The Royal Friedrich Mine (German:Königliche Friedrichsgrube) near Tarnowskie Góry (then Tarnowitz) was a lead and silver mine from the 18th century. It was one of the oldest and most important mines in Upper Silesia. Parts of the former Friedrich Mine have been converted into a visitor attraction under the name Silver Mine in Tarnowskie Góry.

To drain the Friedrich Mine, the Deep Friedrich Adit (German: Tiefer Friedrichstollen) was constructed between 1821 and 1834. The lead ores extracted from the mine were smelted at the Friedrich smelter.

The mine and drainage system are an industrial-heritage landmark showing 300 years of hydraulic engineering.

== History ==
Tarnowitz was an important mining site between about 1490 and 1600, but mining activity declined in the 17th century. In the 18th century, Friedrich Wilhelm von Reden surveyed Silesia for mineral deposits. In 1784, the first ore pieces were discovered in the shafts “Rudolphine” and “Anton” near Tarnowitz, leading to the establishment of a new mine to revive the region’s mining industry. The ore deposits were located in Muschelkalk formations.

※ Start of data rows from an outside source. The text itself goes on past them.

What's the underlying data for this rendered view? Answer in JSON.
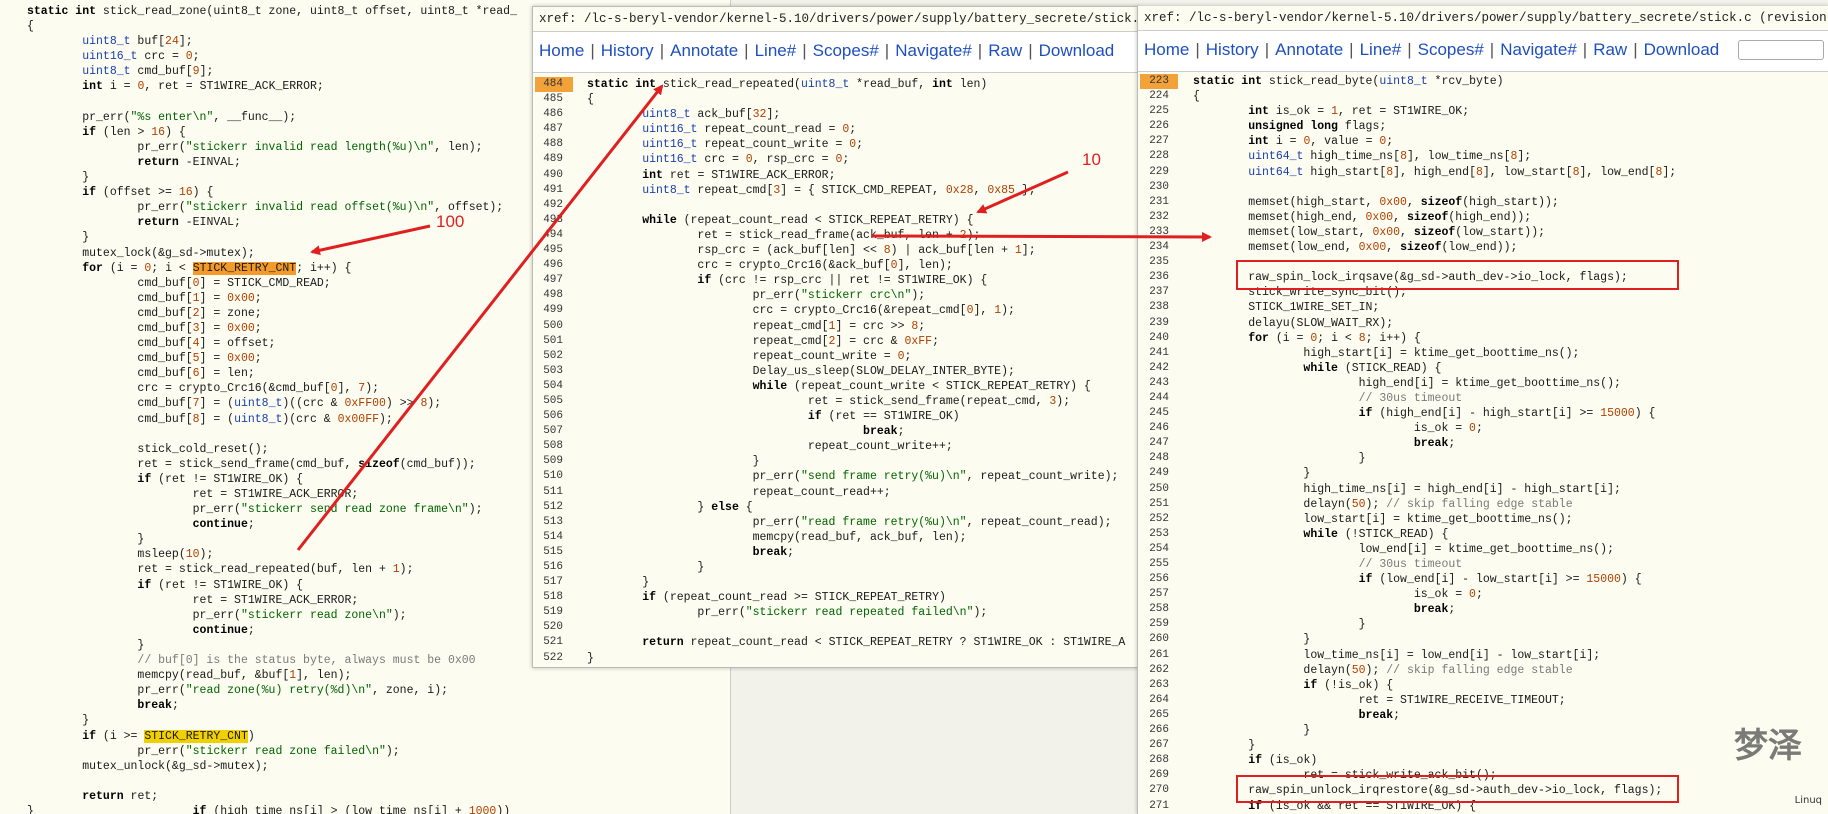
{
  "left_panel": {
    "lines": [
      "<span class=\"kw\">static int</span> stick_read_zone(uint8_t zone, uint8_t offset, uint8_t *read_",
      "{",
      "        <span class=\"ty\">uint8_t</span> buf[<span class=\"nu\">24</span>];",
      "        <span class=\"ty\">uint16_t</span> crc = <span class=\"nu\">0</span>;",
      "        <span class=\"ty\">uint8_t</span> cmd_buf[<span class=\"nu\">9</span>];",
      "        <span class=\"kw\">int</span> i = <span class=\"nu\">0</span>, ret = ST1WIRE_ACK_ERROR;",
      "",
      "        pr_err(<span class=\"st\">\"%s enter\\n\"</span>, __func__);",
      "        <span class=\"kw\">if</span> (len &gt; <span class=\"nu\">16</span>) {",
      "                pr_err(<span class=\"st\">\"stickerr invalid read length(%u)\\n\"</span>, len);",
      "                <span class=\"kw\">return</span> -EINVAL;",
      "        }",
      "        <span class=\"kw\">if</span> (offset &gt;= <span class=\"nu\">16</span>) {",
      "                pr_err(<span class=\"st\">\"stickerr invalid read offset(%u)\\n\"</span>, offset);",
      "                <span class=\"kw\">return</span> -EINVAL;",
      "        }",
      "        mutex_lock(&amp;g_sd-&gt;mutex);",
      "        <span class=\"kw\">for</span> (i = <span class=\"nu\">0</span>; i &lt; <span class=\"hlo\">STICK_RETRY_CNT</span>; i++) {",
      "                cmd_buf[<span class=\"nu\">0</span>] = STICK_CMD_READ;",
      "                cmd_buf[<span class=\"nu\">1</span>] = <span class=\"nu\">0x00</span>;",
      "                cmd_buf[<span class=\"nu\">2</span>] = zone;",
      "                cmd_buf[<span class=\"nu\">3</span>] = <span class=\"nu\">0x00</span>;",
      "                cmd_buf[<span class=\"nu\">4</span>] = offset;",
      "                cmd_buf[<span class=\"nu\">5</span>] = <span class=\"nu\">0x00</span>;",
      "                cmd_buf[<span class=\"nu\">6</span>] = len;",
      "                crc = crypto_Crc16(&amp;cmd_buf[<span class=\"nu\">0</span>], <span class=\"nu\">7</span>);",
      "                cmd_buf[<span class=\"nu\">7</span>] = (<span class=\"ty\">uint8_t</span>)((crc &amp; <span class=\"nu\">0xFF00</span>) &gt;&gt; <span class=\"nu\">8</span>);",
      "                cmd_buf[<span class=\"nu\">8</span>] = (<span class=\"ty\">uint8_t</span>)(crc &amp; <span class=\"nu\">0x00FF</span>);",
      "",
      "                stick_cold_reset();",
      "                ret = stick_send_frame(cmd_buf, <span class=\"kw\">sizeof</span>(cmd_buf));",
      "                <span class=\"kw\">if</span> (ret != ST1WIRE_OK) {",
      "                        ret = ST1WIRE_ACK_ERROR;",
      "                        pr_err(<span class=\"st\">\"stickerr send read zone frame\\n\"</span>);",
      "                        <span class=\"kw\">continue</span>;",
      "                }",
      "                msleep(<span class=\"nu\">10</span>);",
      "                ret = stick_read_repeated(buf, len + <span class=\"nu\">1</span>);",
      "                <span class=\"kw\">if</span> (ret != ST1WIRE_OK) {",
      "                        ret = ST1WIRE_ACK_ERROR;",
      "                        pr_err(<span class=\"st\">\"stickerr read zone\\n\"</span>);",
      "                        <span class=\"kw\">continue</span>;",
      "                }",
      "                <span class=\"cm\">// buf[0] is the status byte, always must be 0x00</span>",
      "                memcpy(read_buf, &amp;buf[<span class=\"nu\">1</span>], len);",
      "                pr_err(<span class=\"st\">\"read zone(%u) retry(%d)\\n\"</span>, zone, i);",
      "                <span class=\"kw\">break</span>;",
      "        }",
      "        <span class=\"kw\">if</span> (i &gt;= <span class=\"hl\">STICK_RETRY_CNT</span>)",
      "                pr_err(<span class=\"st\">\"stickerr read zone failed\\n\"</span>);",
      "        mutex_unlock(&amp;g_sd-&gt;mutex);",
      "",
      "        <span class=\"kw\">return</span> ret;",
      "}                       <span class=\"kw\">if</span> (high_time_ns[i] &gt; (low_time_ns[i] + <span class=\"nu\">1000</span>))"
    ]
  },
  "mid_panel": {
    "title": "xref: /lc-s-beryl-vendor/kernel-5.10/drivers/power/supply/battery_secrete/stick.c (rev",
    "nav": [
      "Home",
      "History",
      "Annotate",
      "Line#",
      "Scopes#",
      "Navigate#",
      "Raw",
      "Download"
    ],
    "line_numbers": [
      "484",
      "485",
      "486",
      "487",
      "488",
      "489",
      "490",
      "491",
      "492",
      "493",
      "494",
      "495",
      "496",
      "497",
      "498",
      "499",
      "500",
      "501",
      "502",
      "503",
      "504",
      "505",
      "506",
      "507",
      "508",
      "509",
      "510",
      "511",
      "512",
      "513",
      "514",
      "515",
      "516",
      "517",
      "518",
      "519",
      "520",
      "521",
      "522"
    ],
    "lines": [
      "<span class=\"kw\">static int</span> stick_read_repeated(<span class=\"ty\">uint8_t</span> *read_buf, <span class=\"kw\">int</span> len)",
      "{",
      "        <span class=\"ty\">uint8_t</span> ack_buf[<span class=\"nu\">32</span>];",
      "        <span class=\"ty\">uint16_t</span> repeat_count_read = <span class=\"nu\">0</span>;",
      "        <span class=\"ty\">uint16_t</span> repeat_count_write = <span class=\"nu\">0</span>;",
      "        <span class=\"ty\">uint16_t</span> crc = <span class=\"nu\">0</span>, rsp_crc = <span class=\"nu\">0</span>;",
      "        <span class=\"kw\">int</span> ret = ST1WIRE_ACK_ERROR;",
      "        <span class=\"ty\">uint8_t</span> repeat_cmd[<span class=\"nu\">3</span>] = { STICK_CMD_REPEAT, <span class=\"nu\">0x28</span>, <span class=\"nu\">0x85</span> };",
      "",
      "        <span class=\"kw\">while</span> (repeat_count_read &lt; STICK_REPEAT_RETRY) {",
      "                ret = stick_read_frame(ack_buf, len + <span class=\"nu\">2</span>);",
      "                rsp_crc = (ack_buf[len] &lt;&lt; <span class=\"nu\">8</span>) | ack_buf[len + <span class=\"nu\">1</span>];",
      "                crc = crypto_Crc16(&amp;ack_buf[<span class=\"nu\">0</span>], len);",
      "                <span class=\"kw\">if</span> (crc != rsp_crc || ret != ST1WIRE_OK) {",
      "                        pr_err(<span class=\"st\">\"stickerr crc\\n\"</span>);",
      "                        crc = crypto_Crc16(&amp;repeat_cmd[<span class=\"nu\">0</span>], <span class=\"nu\">1</span>);",
      "                        repeat_cmd[<span class=\"nu\">1</span>] = crc &gt;&gt; <span class=\"nu\">8</span>;",
      "                        repeat_cmd[<span class=\"nu\">2</span>] = crc &amp; <span class=\"nu\">0xFF</span>;",
      "                        repeat_count_write = <span class=\"nu\">0</span>;",
      "                        Delay_us_sleep(SLOW_DELAY_INTER_BYTE);",
      "                        <span class=\"kw\">while</span> (repeat_count_write &lt; STICK_REPEAT_RETRY) {",
      "                                ret = stick_send_frame(repeat_cmd, <span class=\"nu\">3</span>);",
      "                                <span class=\"kw\">if</span> (ret == ST1WIRE_OK)",
      "                                        <span class=\"kw\">break</span>;",
      "                                repeat_count_write++;",
      "                        }",
      "                        pr_err(<span class=\"st\">\"send frame retry(%u)\\n\"</span>, repeat_count_write);",
      "                        repeat_count_read++;",
      "                } <span class=\"kw\">else</span> {",
      "                        pr_err(<span class=\"st\">\"read frame retry(%u)\\n\"</span>, repeat_count_read);",
      "                        memcpy(read_buf, ack_buf, len);",
      "                        <span class=\"kw\">break</span>;",
      "                }",
      "        }",
      "        <span class=\"kw\">if</span> (repeat_count_read &gt;= STICK_REPEAT_RETRY)",
      "                pr_err(<span class=\"st\">\"stickerr read repeated failed\\n\"</span>);",
      "",
      "        <span class=\"kw\">return</span> repeat_count_read &lt; STICK_REPEAT_RETRY ? ST1WIRE_OK : ST1WIRE_A",
      "}"
    ]
  },
  "right_panel": {
    "title": "xref: /lc-s-beryl-vendor/kernel-5.10/drivers/power/supply/battery_secrete/stick.c (revision unkn",
    "nav": [
      "Home",
      "History",
      "Annotate",
      "Line#",
      "Scopes#",
      "Navigate#",
      "Raw",
      "Download"
    ],
    "line_numbers": [
      "223",
      "224",
      "225",
      "226",
      "227",
      "228",
      "229",
      "230",
      "231",
      "232",
      "233",
      "234",
      "235",
      "236",
      "237",
      "238",
      "239",
      "240",
      "241",
      "242",
      "243",
      "244",
      "245",
      "246",
      "247",
      "248",
      "249",
      "250",
      "251",
      "252",
      "253",
      "254",
      "255",
      "256",
      "257",
      "258",
      "259",
      "260",
      "261",
      "262",
      "263",
      "264",
      "265",
      "266",
      "267",
      "268",
      "269",
      "270",
      "271"
    ],
    "lines": [
      "<span class=\"kw\">static int</span> stick_read_byte(<span class=\"ty\">uint8_t</span> *rcv_byte)",
      "{",
      "        <span class=\"kw\">int</span> is_ok = <span class=\"nu\">1</span>, ret = ST1WIRE_OK;",
      "        <span class=\"kw\">unsigned long</span> flags;",
      "        <span class=\"kw\">int</span> i = <span class=\"nu\">0</span>, value = <span class=\"nu\">0</span>;",
      "        <span class=\"ty\">uint64_t</span> high_time_ns[<span class=\"nu\">8</span>], low_time_ns[<span class=\"nu\">8</span>];",
      "        <span class=\"ty\">uint64_t</span> high_start[<span class=\"nu\">8</span>], high_end[<span class=\"nu\">8</span>], low_start[<span class=\"nu\">8</span>], low_end[<span class=\"nu\">8</span>];",
      "",
      "        memset(high_start, <span class=\"nu\">0x00</span>, <span class=\"kw\">sizeof</span>(high_start));",
      "        memset(high_end, <span class=\"nu\">0x00</span>, <span class=\"kw\">sizeof</span>(high_end));",
      "        memset(low_start, <span class=\"nu\">0x00</span>, <span class=\"kw\">sizeof</span>(low_start));",
      "        memset(low_end, <span class=\"nu\">0x00</span>, <span class=\"kw\">sizeof</span>(low_end));",
      "",
      "        raw_spin_lock_irqsave(&amp;g_sd-&gt;auth_dev-&gt;io_lock, flags);",
      "        stick_write_sync_bit();",
      "        STICK_1WIRE_SET_IN;",
      "        delayu(SLOW_WAIT_RX);",
      "        <span class=\"kw\">for</span> (i = <span class=\"nu\">0</span>; i &lt; <span class=\"nu\">8</span>; i++) {",
      "                high_start[i] = ktime_get_boottime_ns();",
      "                <span class=\"kw\">while</span> (STICK_READ) {",
      "                        high_end[i] = ktime_get_boottime_ns();",
      "                        <span class=\"cm\">// 30us timeout</span>",
      "                        <span class=\"kw\">if</span> (high_end[i] - high_start[i] &gt;= <span class=\"nu\">15000</span>) {",
      "                                is_ok = <span class=\"nu\">0</span>;",
      "                                <span class=\"kw\">break</span>;",
      "                        }",
      "                }",
      "                high_time_ns[i] = high_end[i] - high_start[i];",
      "                delayn(<span class=\"nu\">50</span>); <span class=\"cm\">// skip falling edge stable</span>",
      "                low_start[i] = ktime_get_boottime_ns();",
      "                <span class=\"kw\">while</span> (!STICK_READ) {",
      "                        low_end[i] = ktime_get_boottime_ns();",
      "                        <span class=\"cm\">// 30us timeout</span>",
      "                        <span class=\"kw\">if</span> (low_end[i] - low_start[i] &gt;= <span class=\"nu\">15000</span>) {",
      "                                is_ok = <span class=\"nu\">0</span>;",
      "                                <span class=\"kw\">break</span>;",
      "                        }",
      "                }",
      "                low_time_ns[i] = low_end[i] - low_start[i];",
      "                delayn(<span class=\"nu\">50</span>); <span class=\"cm\">// skip falling edge stable</span>",
      "                <span class=\"kw\">if</span> (!is_ok) {",
      "                        ret = ST1WIRE_RECEIVE_TIMEOUT;",
      "                        <span class=\"kw\">break</span>;",
      "                }",
      "        }",
      "        <span class=\"kw\">if</span> (is_ok)",
      "                ret = stick_write_ack_bit();",
      "        raw_spin_unlock_irqrestore(&amp;g_sd-&gt;auth_dev-&gt;io_lock, flags);",
      "        <span class=\"kw\">if</span> (is_ok &amp;&amp; ret == ST1WIRE_OK) {"
    ]
  },
  "annotations": {
    "label_100": "100",
    "label_10": "10"
  },
  "watermark": {
    "glyph": "梦泽",
    "small": "Linuq"
  },
  "colors": {
    "arrow": "#e02020",
    "link": "#1e4fc0",
    "highlight_yellow": "#f0d000",
    "highlight_orange": "#f39a2a"
  }
}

The mine was opened in July 1784 as a state-owned enterprise, initially without an official name. It was briefly called “Friedrich Wilhelm” and then renamed “Friedrichsgrube” in 1786, the same year the Friedrich Smelter began operation.

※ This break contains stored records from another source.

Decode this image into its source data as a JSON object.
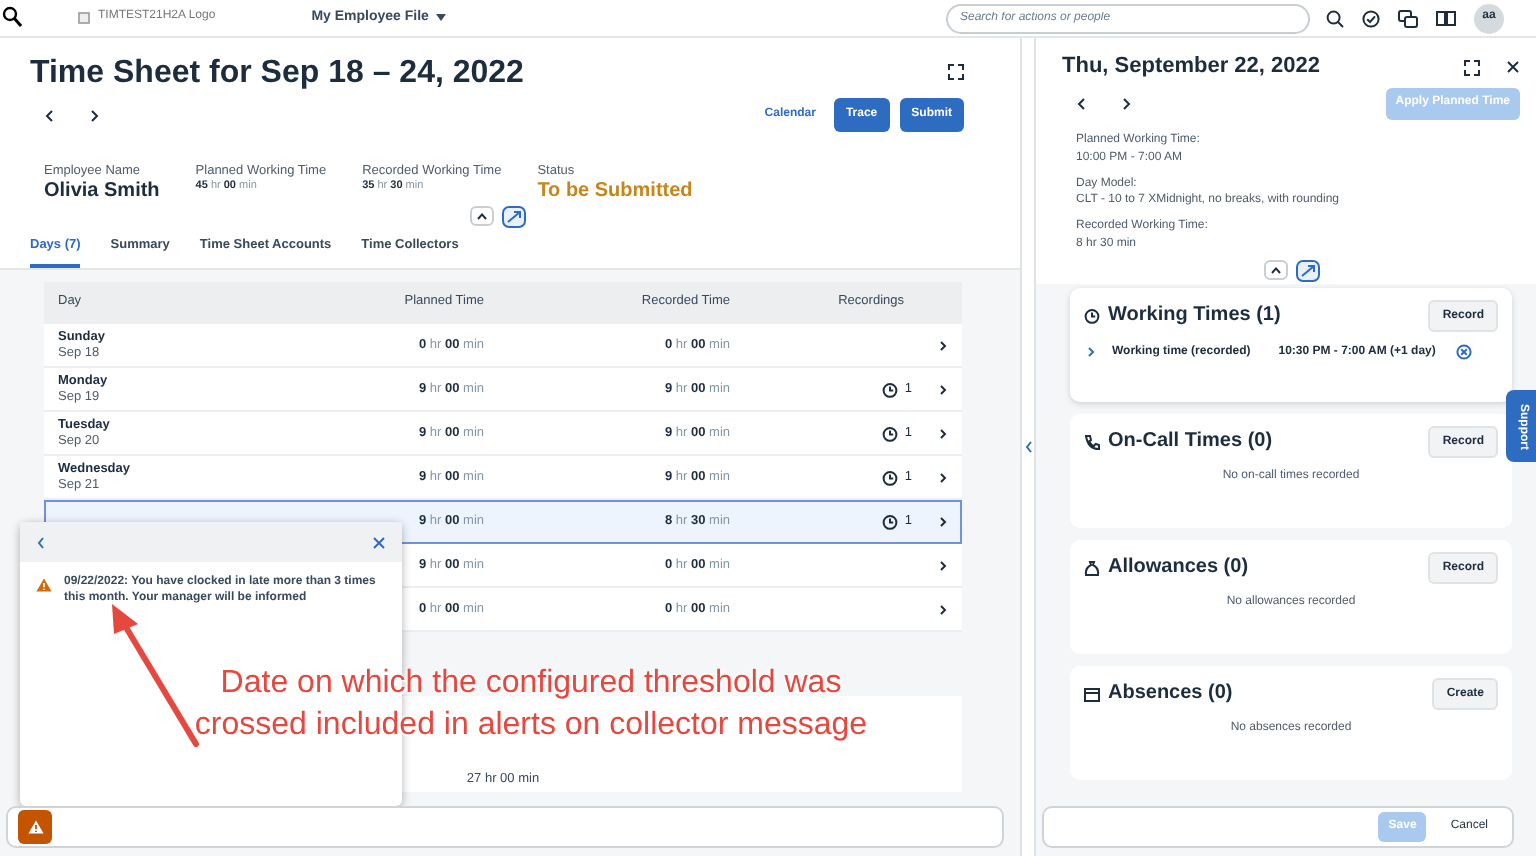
{
  "shell": {
    "logo_alt": "TIMTEST21H2A Logo",
    "app_menu": "My Employee File",
    "search": {
      "placeholder": "Search for actions or people"
    },
    "avatar": "aa"
  },
  "timesheet": {
    "title": "Time Sheet for Sep 18 – 24, 2022",
    "actions": [
      {
        "label": "Calendar",
        "kind": "link"
      },
      {
        "label": "Trace",
        "kind": "primary"
      },
      {
        "label": "Submit",
        "kind": "primary"
      }
    ],
    "attributes": [
      {
        "label": "Employee Name",
        "value": "Olivia Smith",
        "kind": "name"
      },
      {
        "label": "Planned Working Time",
        "value": "**45** hr **00** min",
        "kind": "time"
      },
      {
        "label": "Recorded Working Time",
        "value": "**35** hr **30** min",
        "kind": "time"
      },
      {
        "label": "Status",
        "value": "To be Submitted",
        "kind": "status"
      }
    ],
    "tabs": [
      {
        "label": "Days (7)",
        "selected": true
      },
      {
        "label": "Summary",
        "selected": false
      },
      {
        "label": "Time Sheet Accounts",
        "selected": false
      },
      {
        "label": "Time Collectors",
        "selected": false
      }
    ],
    "table": {
      "columns": [
        "Day",
        "Planned Time",
        "Recorded Time",
        "Recordings"
      ],
      "rows": [
        {
          "day": "Sunday",
          "date": "Sep 18",
          "planned": "**0** hr **00** min",
          "recorded": "**0** hr **00** min",
          "selected": false
        },
        {
          "day": "Monday",
          "date": "Sep 19",
          "planned": "**9** hr **00** min",
          "recorded": "**9** hr **00** min",
          "recordings": "1",
          "selected": false
        },
        {
          "day": "Tuesday",
          "date": "Sep 20",
          "planned": "**9** hr **00** min",
          "recorded": "**9** hr **00** min",
          "recordings": "1",
          "selected": false
        },
        {
          "day": "Wednesday",
          "date": "Sep 21",
          "planned": "**9** hr **00** min",
          "recorded": "**9** hr **00** min",
          "recordings": "1",
          "selected": false
        },
        {
          "planned": "**9** hr **00** min",
          "recorded": "**8** hr **30** min",
          "recordings": "1",
          "selected": true
        },
        {
          "planned": "**9** hr **00** min",
          "recorded": "**0** hr **00** min",
          "selected": false
        },
        {
          "planned": "**0** hr **00** min",
          "recorded": "**0** hr **00** min",
          "selected": false
        }
      ]
    },
    "total": "27 hr 00 min"
  },
  "popover": {
    "message": "09/22/2022: You have clocked in late more than 3 times this month. Your manager will be informed"
  },
  "annotation": {
    "text": "Date on which the configured threshold was crossed included in alerts on collector message"
  },
  "day_detail": {
    "title": "Thu, September 22, 2022",
    "apply_button": {
      "label": "Apply Planned Time",
      "disabled": true
    },
    "info": [
      {
        "label": "Planned Working Time:",
        "value": "10:00 PM - 7:00 AM"
      },
      {
        "label": "Day Model:",
        "value": "CLT - 10 to 7 XMidnight, no breaks, with rounding"
      },
      {
        "label": "Recorded Working Time:",
        "value": "8 hr 30 min"
      }
    ],
    "sections": [
      {
        "kind": "working",
        "title": "Working Times (1)",
        "button": "Record",
        "entries": [
          {
            "type": "Working time (recorded)",
            "time": "10:30 PM - 7:00 AM (+1 day)"
          }
        ]
      },
      {
        "kind": "oncall",
        "title": "On-Call Times (0)",
        "button": "Record",
        "empty": "No on-call times recorded"
      },
      {
        "kind": "allowance",
        "title": "Allowances (0)",
        "button": "Record",
        "empty": "No allowances recorded"
      },
      {
        "kind": "absence",
        "title": "Absences (0)",
        "button": "Create",
        "empty": "No absences recorded"
      }
    ],
    "footer": [
      {
        "label": "Save",
        "disabled": true
      },
      {
        "label": "Cancel",
        "disabled": false
      }
    ]
  },
  "support_tab": "Support"
}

On 19 January 1788, the first steam engine in the Kingdom of Prussia was put into operation at the mine, imported from England. It powered the drainage system. Shortly afterward, a second, locally constructed steam engine was installed. In August 1788, Crown Prince Frederick William visited the mine.

On 4 September 1790, Johann Wolfgang von Goethe visited the mine and the Friedrich Smelter during his Upper Silesia journey, accompanied by Duke Carl August. Goethe produced three sketches of the pumping machinery during his visit.

In 1803, the first mining school in Upper Silesia was established on the mine’s premises.

Mining of silver and lead ores in Tarnowitz ceased in 1912. On 5 September 1976, parts of the mine were opened to the public as a museum. On 9 July 2017, the former Friedrich Mine facilities were inscribed on the UNESCO World Heritage List as part of the “Historic Silver Mine, Drainage System, and Underground Water Management of Tarnowskie Góry”.

== Literature ==
- Hugo Koch: Memorial on the Centenary of the Royal Lead and Silver Ore Mine Friedrichsgrube near Tarnowitz, Upper Silesia, celebrated on 16 July 1884.